Pat Fenlon never regained the faith of the Hibernian supporters after losing 5-1 to city rivals Hearts in last year's Scottish Cup final, according to goalkeeper Ben Williams.
The 44-year-old Irishman resigned as Easter Road boss on Friday - just two days after fans protested outside the stadium following Hibernian's second derby defeat to the administration-hit Jambos this season.
But Williams believes Fenlon had been living on borrowed time with the club's followers ever since the dark day of May 19 2012, when the club suffered their Hampden humiliation against Paulo Sergio's Hearts.
Ahead of Sunday's Scottish Premiership trip to Motherwell, the 31-year-old Englishman told Press Association Sport: "The fans are entitled to their opinions. They pay good money to come and watch us, and without them the club is nothing.
"But it has been difficult for the manager with the fans ever since the cup final defeat to Hearts.
"This season, a couple of results against our local rivals - who are struggling - have magnified things.
"He recovered as a manger and turned things around but that 5-1 defeat has stuck long in the memory of the fans and their frustration was clear to see after Wednesday's loss."
Fenlon saved the club from relegation in his first season in Edinburgh but still ended up clinging on to his job following the cup final performance.
Last season was better as the former Shelbourne boss guided the Leith men to seventh in the Scottish Premiership as well as a second successive Scottish Cup final.
But they lost that game by three goals to Celtic before starting this campaign with a mortifying 9-0 aggregate capitulation to Malmo in the Europe League qualifiers.
Worse was to come as Hearts - docked 15 points for breaching insolvency rules and banned from signing new players - still managed to rack up a pair of derby victories, with the second coming in Wednesday night's League Cup quarter-final.
Fenlon walked after deciding he had taken the club as far as he could, leaving assistant boss Jimmy Nicholl in charge for Sunday's trip to Motherwell.
But Williams says the players must accept some of the blame.
Admitting he was stunned to see the boss quit, Williams said: "It came totally out of the blue.
"There was a lot of negativity after Wednesday's game but no-one expected the gaffer to be gone before Sunday's match.
"I couldn't believe it because while I've only been here about 15 months, I think the squad has improved massively.
"Since the manager came in, we've gone from a team battling against relegation to seventh place in the SPL and two cup final appearances. We're only five points off second place now.
"But football is an immediate, results-based business and people want fast results quickly no matter how realistic their expectations are.
"All the players are responsible because we are the ones on the pitch.
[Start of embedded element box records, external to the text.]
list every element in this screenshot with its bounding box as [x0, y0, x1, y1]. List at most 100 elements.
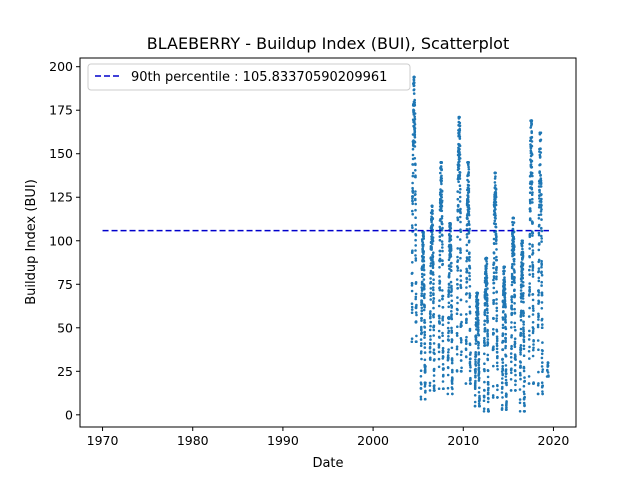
- data-point: [468, 343, 472, 347]
- data-point: [486, 332, 489, 335]
- data-point: [468, 327, 472, 331]
- data-point: [467, 204, 471, 207]
- data-point: [413, 112, 417, 115]
- data-point: [419, 338, 423, 341]
- data-point: [477, 377, 481, 380]
- data-point: [482, 394, 486, 398]
- data-point: [451, 387, 454, 391]
- data-point: [469, 376, 472, 380]
- data-point: [504, 346, 507, 350]
- data-point: [410, 311, 414, 315]
- data-point: [411, 261, 414, 264]
- data-point: [451, 377, 454, 381]
- data-point: [411, 153, 415, 157]
- data-point: [476, 316, 480, 320]
- data-point: [414, 257, 418, 260]
- data-point: [494, 208, 497, 211]
- data-point: [412, 88, 416, 91]
- data-point: [539, 147, 542, 150]
- data-point: [455, 334, 459, 337]
- data-point: [420, 292, 424, 295]
- data-point: [530, 171, 534, 175]
- data-point: [459, 228, 462, 231]
- data-point: [456, 259, 460, 262]
- data-point: [414, 162, 417, 166]
- data-point: [438, 235, 442, 238]
- data-point: [495, 342, 499, 345]
- data-point: [496, 384, 499, 387]
- data-point: [510, 347, 513, 351]
- data-point: [528, 306, 531, 310]
- data-point: [530, 135, 534, 139]
- data-point: [429, 291, 433, 295]
- data-point: [477, 328, 480, 332]
- data-point: [414, 197, 417, 201]
- data-point: [495, 317, 499, 320]
- data-point: [438, 286, 442, 289]
- data-point: [429, 294, 433, 297]
- data-point: [504, 314, 507, 318]
- data-point: [500, 391, 504, 394]
- data-point: [428, 345, 432, 349]
- data-point: [528, 217, 532, 220]
- data-point: [501, 396, 504, 399]
- data-point: [449, 265, 453, 268]
- data-point: [494, 200, 498, 204]
- data-point: [447, 305, 451, 309]
- data-point: [447, 321, 450, 325]
- data-point: [432, 389, 436, 392]
- data-point: [449, 234, 453, 238]
- data-point: [504, 336, 508, 340]
- data-point: [529, 146, 533, 150]
- data-point: [460, 350, 463, 354]
- data-point: [477, 402, 481, 406]
- data-point: [505, 381, 508, 385]
- plot-frame: [79, 57, 577, 428]
- data-point: [483, 344, 487, 347]
- data-point: [414, 190, 417, 193]
- data-point: [501, 368, 505, 371]
- data-point: [527, 294, 531, 297]
- data-point: [430, 226, 434, 230]
- data-point: [456, 216, 459, 219]
- data-point: [540, 381, 544, 385]
- data-point: [432, 386, 436, 390]
- data-point: [423, 366, 427, 370]
- data-point: [458, 147, 461, 151]
- data-point: [519, 313, 523, 316]
- data-point: [455, 278, 459, 281]
- data-point: [477, 346, 480, 350]
- data-point: [458, 144, 462, 148]
- data-point: [413, 136, 417, 139]
- data-point: [530, 159, 534, 163]
- data-point: [441, 318, 445, 322]
- data-point: [438, 316, 441, 320]
- data-point: [411, 174, 415, 178]
- data-point: [458, 160, 461, 163]
- data-point: [429, 358, 432, 361]
- x-axis-label: Date: [312, 456, 343, 471]
- data-point: [440, 240, 444, 243]
- data-point: [501, 318, 505, 321]
- data-point: [537, 312, 540, 316]
- data-point: [494, 193, 498, 197]
- data-point: [511, 223, 515, 227]
- data-point: [539, 210, 543, 213]
- data-point: [438, 253, 442, 257]
- data-point: [420, 331, 424, 335]
- data-point: [468, 271, 471, 275]
- data-point: [513, 363, 517, 367]
- data-point: [428, 384, 432, 387]
- data-point: [441, 363, 445, 366]
- data-point: [527, 350, 531, 353]
- data-point: [501, 326, 505, 330]
- data-point: [527, 382, 531, 385]
- data-point: [438, 257, 442, 261]
- data-point: [456, 255, 459, 259]
- data-point: [504, 340, 508, 344]
- data-point: [437, 350, 441, 354]
- data-point: [431, 239, 435, 243]
- data-point: [510, 272, 514, 276]
- data-point: [536, 325, 540, 329]
- data-point: [504, 291, 507, 295]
The manager can only control so much. We should have beaten Hearts on Wednesday and perhaps it might have been a different story for the manager.
"There is an element of guilt definitely. If we had done better the manager might not have been under the negative scrutiny he has faced, which forced him into this decision."
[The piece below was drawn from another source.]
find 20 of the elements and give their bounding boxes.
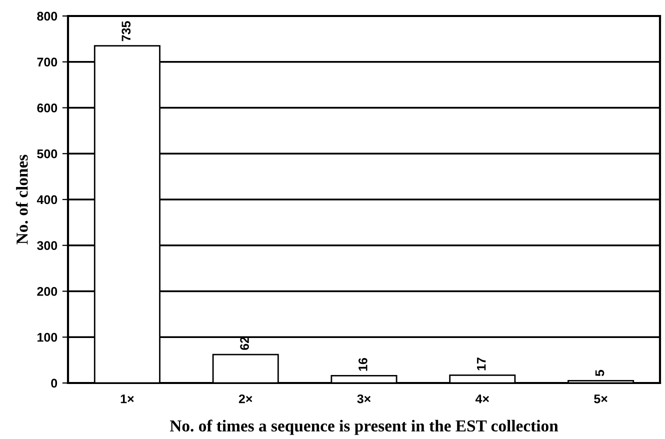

Hibs captain James McPake is suspended at Motherwell but striker Paul Heffernan returns after being cup-tied and full-back Alan Maybury could come back after a thigh problem.
Motherwell goalkeeper Lee Hollis (ankle) remains on the sidelines while James McFadden could make his comeback from a hamstring injury.
Manager Stuart McCall is determined to bounce back from Motherwell's League Cup exit when they face Hibernian - but he admits he will never be able to forget their midweek defeat by Aberdeen.
Well looked a good bet to make the last four when Dons right-back Joe Shaughnessy was sent off after McCall's side had made a lively start to the Fir Park clash, but they could not break down a resolute 10 men and lost two late goals.
McCall said: "I've been very, very fortunate in my career to have lots of highs and great nights both as a player, coach and manager.
"I've got to say nights like the other night probably stay with you longer and deeper.
"I look back to losing the first-ever play-off with Bradford and not getting up to the Premiership, losing to England at Euro 96, not getting a second treble (with Rangers) in the cup final against Dundee United, not getting through against Arsenal in the semi-final of the FA Cup (with Sheffield United).
"I will never forget that night because it was an opportunity for us and as much as it's gone and we can't do anything about it, it will stick with me forever like a lot of sore defeats do."